CAPETOWN : Mediterranean Shipping Company S.A, the world’s largest container shipping line, has suspended two services from India, one destined for the U.S. and the other for the Mediterranean. Concurrently, French carrier CMA CGM has blanked four sailings on three services from India in January. This disruption is attributed to the longer detour taken by ships via the Cape of Good Hope to avoid attacks by Houthi militants in the Red Sea, impacting reliability and necessitating a realignment in services.
The surge in freight rates since December, when Iran-backed Houthi rebels began attacking commercial ships in the Red Sea in response to Israel’s actions in Gaza, has prompted these changes. Rerouting vessels via South Africa’s Cape of Good Hope results in longer transit times, ranging from 7-8 days to Europe and 10-13 days to the U.S., leading to increased fuel usage. Carriers are announcing general rate increases and surcharges to offset these extra costs.
Container shipping rates have “more than doubled” since the Red Sea attacks, according to an executive from a European shipping line. Geneva-based MSC has suspended the IMED Service (India to East Mediterranean) and the Indus A service, merging the latter with the Indus service to the U.S. The decision to circumvent the Cape of Good Hope has prompted MSC to allocate additional ships to its other U.S. and Mediterranean-bound services.

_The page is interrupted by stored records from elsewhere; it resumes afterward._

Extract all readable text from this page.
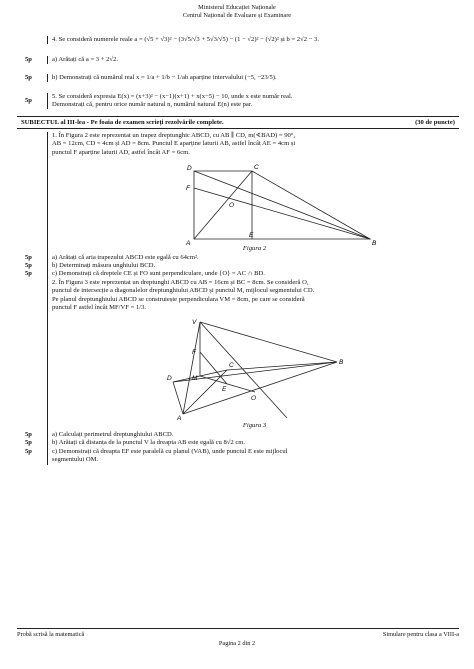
Ministerul Educației Naționale
Centrul Național de Evaluare și Examinare
4. Se consideră numerele reale a = (√5 + √3)² − (3√5/√3 + 5√3/√5) − (1 − √2)² − (√2)² și b = 2√2 − 3.
5p	a) Arătați că a = 3 + 2√2.
5p	b) Demonstrați că numărul real x = 1/a + 1/b − 1/ab aparține intervalului (−5, −23/5).
5p
5. Se consideră expresia E(x) = (x+3)² − (x−1)(x+1) + x(x−5) − 10, unde x este număr real.
Demonstrați că, pentru orice număr natural n, numărul natural E(n) este par.
SUBIECTUL al III-lea - Pe foaia de examen scrieți rezolvările complete.	(30 de puncte)
1. În Figura 2 este reprezentat un trapez dreptunghic ABCD, cu AB ∥ CD, m(∢BAD) = 90°,
AB = 12cm, CD = 4cm și AD = 8cm. Punctul E aparține laturii AB, astfel încât AE = 4cm și
punctul F aparține laturii AD, astfel încât AF = 6cm.
D	C
F
O
A
E
B
Figura 2
5p	a) Arătați că aria trapezului ABCD este egală cu 64cm².
5p	b) Determinați măsura unghiului BCD.
5p	c) Demonstrați că dreptele CE și FO sunt perpendiculare, unde {O} = AC ∩ BD.
2. În Figura 3 este reprezentat un dreptunghi ABCD cu AB = 16cm și BC = 8cm. Se consideră O,
punctul de intersecție a diagonalelor dreptunghiului ABCD și punctul M, mijlocul segmentului CD.
Pe planul dreptunghiului ABCD se construiește perpendiculara VM = 8cm, pe care se consideră
punctul F astfel încât MF/VF = 1/3.
V
C	B
F
D	M
E
O
A
Figura 3
5p	a) Calculați perimetrul dreptunghiului ABCD.
5p	b) Arătați că distanța de la punctul V la dreapta AB este egală cu 8√2 cm.
5p	c) Demonstrați că dreapta EF este paralelă cu planul (VAB), unde punctul E este mijlocul
segmentului OM.
Probă scrisă la matematică	Simulare pentru clasa a VIII-a
Pagina 2 din 2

CMA-CGM, based in Marseille and the world’s third-largest container line, has also faced challenges, necessitating the blanking of four sailings from India in January. Longer detours and increased transit times have led to the need for at least two extra vessels in every shipping loop.
The Red Sea crisis compounds existing challenges in the container shipping industry, which saw rates collapse after pandemic-induced disruptions. The industry faces overcapacity due to the record orders for new ships funded by pandemic profits. Service suspensions and blank sailings are expected to impact India’s exporters, particularly during the pre-Chinese New Year rush. With India’s exports peaking in the January-March quarter, the situation may lead to increased demand and pressure on the East-West trade routes. Additionally, the upcoming pre-Ramadan rush in March is anticipated to add further strain to the demand, affecting cargo capacity and asset distribution.